|Volunteers and Rangers after a long hard but fun day|
It may seem odd to start with a picture of the end of a job but without the freely given help of our regular Thursday volunteers the end would be a bit away yet. On the Buttermere side of the property we have Jim ( and Theo) Phil and David, who when he promises to behave is often joined by his much much better half Christine, Borrowdale rangers Andy and Jack are supported by Rod and Robert.
One day a week may not sound a lot to some people but when we get this team together on a busy project a truly astonishing amount of work, and fun results.On this occasion rangers Dan and Paul were in the last throes of a large hedge laying project at Dunthwaite on what turned out to be a very wet and boggy site.
Hedgelaying is a country craft which has been practised for hundreds of years, Caesar described the process of hedgelaying in detail in 57BC in his Gallic War when he encountered laid hedges in the territory of the Nervii in Flanders, but it is just as relevant today as it always has been.
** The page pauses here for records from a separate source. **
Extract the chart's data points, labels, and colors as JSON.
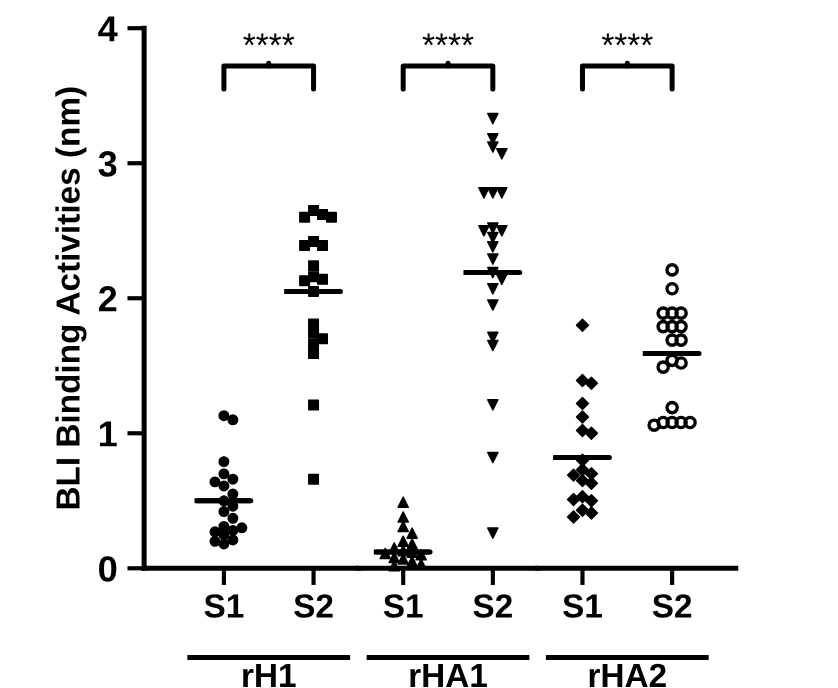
{
  "chart_data": [
    {
      "type": "scatter",
      "ylabel": "BLI Binding Activities (nm)",
      "xlabel": "rH1",
      "categories": [
        "S1",
        "S2"
      ],
      "ylim": [
        0,
        4
      ],
      "yticks": [
        0,
        1,
        2,
        3,
        4
      ],
      "annotations": [
        "****"
      ],
      "series": [
        {
          "x": [
            "S1",
            "S1",
            "S1",
            "S1",
            "S1",
            "S1",
            "S1",
            "S1",
            "S1",
            "S1",
            "S1",
            "S1",
            "S1",
            "S1",
            "S1",
            "S1",
            "S1",
            "S1",
            "S1",
            "S1"
          ],
          "marker": "circle",
          "color": "#000000",
          "values": [
            1.13,
            1.1,
            0.79,
            0.7,
            0.66,
            0.64,
            0.61,
            0.55,
            0.5,
            0.46,
            0.42,
            0.37,
            0.31,
            0.28,
            0.27,
            0.25,
            0.21,
            0.18,
            0.2,
            0.3
          ]
        },
        {
          "x": [
            "S2",
            "S2",
            "S2",
            "S2",
            "S2",
            "S2",
            "S2",
            "S2",
            "S2",
            "S2",
            "S2",
            "S2",
            "S2",
            "S2",
            "S2",
            "S2",
            "S2",
            "S2",
            "S2"
          ],
          "marker": "square",
          "color": "#000000",
          "values": [
            2.65,
            2.62,
            2.6,
            2.6,
            2.42,
            2.39,
            2.39,
            2.24,
            2.16,
            2.14,
            2.13,
            2.05,
            1.81,
            1.74,
            1.7,
            1.66,
            1.59,
            1.21,
            0.66
          ]
        },
        {
          "type": "box",
          "color": "#000000",
          "boxes": [
            {
              "low": 0.5,
              "q1": 0.5,
              "median": 0.5,
              "q3": 0.5,
              "high": 0.5
            },
            {
              "low": 2.05,
              "q1": 2.05,
              "median": 2.05,
              "q3": 2.05,
              "high": 2.05
            }
          ]
        }
      ]
    },
    {
      "type": "scatter",
      "xlabel": "rHA1",
      "categories": [
        "S1",
        "S2"
      ],
      "ylim": [
        0,
        4
      ],
      "tick_labels": "x",
      "annotations": [
        "****"
      ],
      "series": [
        {
          "x": [
            "S1",
            "S1",
            "S1",
            "S1",
            "S1",
            "S1",
            "S1",
            "S1",
            "S1",
            "S1",
            "S1",
            "S1",
            "S1",
            "S1",
            "S1",
            "S1"
          ],
          "marker": "triangle",
          "color": "#000000",
          "values": [
            0.49,
            0.38,
            0.31,
            0.26,
            0.2,
            0.18,
            0.15,
            0.13,
            0.12,
            0.1,
            0.08,
            0.07,
            0.05,
            0.03,
            0.02,
            0.11
          ]
        },
        {
          "x": [
            "S2",
            "S2",
            "S2",
            "S2",
            "S2",
            "S2",
            "S2",
            "S2",
            "S2",
            "S2",
            "S2",
            "S2",
            "S2",
            "S2",
            "S2",
            "S2",
            "S2",
            "S2",
            "S2",
            "S2",
            "S2",
            "S2"
          ],
          "marker": "triangle_down",
          "color": "#000000",
          "values": [
            3.33,
            3.18,
            3.12,
            3.07,
            2.78,
            2.78,
            2.78,
            2.52,
            2.5,
            2.5,
            2.45,
            2.38,
            2.29,
            2.19,
            2.14,
            2.07,
            1.95,
            1.71,
            1.65,
            1.21,
            0.82,
            0.26
          ]
        },
        {
          "type": "box",
          "color": "#000000",
          "boxes": [
            {
              "low": 0.12,
              "q1": 0.12,
              "median": 0.12,
              "q3": 0.12,
              "high": 0.12
            },
            {
              "low": 2.19,
              "q1": 2.19,
              "median": 2.19,
              "q3": 2.19,
              "high": 2.19
            }
          ]
        }
      ]
    },
    {
      "type": "scatter",
      "xlabel": "rHA2",
      "categories": [
        "S1",
        "S2"
      ],
      "ylim": [
        0,
        4
      ],
      "tick_labels": "x",
      "annotations": [
        "****"
      ],
      "series": [
        {
          "x": [
            "S1",
            "S1",
            "S1",
            "S1",
            "S1",
            "S1",
            "S1",
            "S1",
            "S1",
            "S1",
            "S1",
            "S1",
            "S1",
            "S1",
            "S1",
            "S1",
            "S1",
            "S1",
            "S1"
          ],
          "marker": "diamond",
          "color": "#000000",
          "values": [
            1.8,
            1.39,
            1.37,
            1.22,
            1.12,
            1.02,
            1.0,
            0.8,
            0.73,
            0.7,
            0.69,
            0.65,
            0.63,
            0.53,
            0.5,
            0.51,
            0.43,
            0.41,
            0.38
          ]
        },
        {
          "x": [
            "S2",
            "S2",
            "S2",
            "S2",
            "S2",
            "S2",
            "S2",
            "S2",
            "S2",
            "S2",
            "S2",
            "S2",
            "S2",
            "S2",
            "S2",
            "S2",
            "S2",
            "S2",
            "S2"
          ],
          "marker": "open_circle",
          "color": "#000000",
          "values": [
            2.21,
            2.07,
            1.89,
            1.89,
            1.89,
            1.79,
            1.79,
            1.79,
            1.69,
            1.69,
            1.54,
            1.52,
            1.49,
            1.19,
            1.08,
            1.08,
            1.08,
            1.08,
            1.06
          ]
        },
        {
          "type": "box",
          "color": "#000000",
          "boxes": [
            {
              "low": 0.82,
              "q1": 0.82,
              "median": 0.82,
              "q3": 0.82,
              "high": 0.82
            },
            {
              "low": 1.59,
              "q1": 1.59,
              "median": 1.59,
              "q3": 1.59,
              "high": 1.59
            }
          ]
        }
      ]
    }
  ]
}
As a hedge grows it becomes more tree like and gaps appear,laying the hedge restores this living boundary and provides an effective wildlife corridor allowing small animals and birds a route from field to field unseen by predators.
|A newly laid hedge and the new growth of the following spring|
The downside is that it produces a lot of 'brash' unwanted trees and branches which are removed as part of the process, our preferred method of dealing with this would be to use a mechanical chipper but the wet and boggy conditions prevented this so we reverted to the traditional method, a damn good fire.... or in this case two!
Now, you can almost guarantee that if you gather a group of men of a certain age in a field they will all know the 'correct' way to light a fire, some favour diesel and tyres, some like firelighters and some just stick to paper and dry kindling, everyone is correct of course with the proviso that my method is always best, this time we used bags of old jackdaw nests, removed from a barn some months ago and kept for this very purpose.. Forward planning in the NT??? What ever next!
We have mentioned the wet and boggy conditions, what we failed to mention was the steepness of the site, as the morning progressed it became evident that the fire at the bottom of the hill was much more popular but after what seemed a rather extended lunch break everyone gathered at the much larger and beautifully constructed fire at the top.
I was doubtful that we would clear the field that day but this is were our merry band excels, driven by an unwillingness to admit defeat and I suppose the enjoyment of showing us 'young'uns' how it's done, they pulled ,dragged pushed and stumbled until they had gathered every piece of brash from the site, a slow trudge down the field dragging bags of firewood and they were off for a well earned pint, no doubt looking forward to the next Thursday's task........................more hedgelaying and burning!!!!!!!!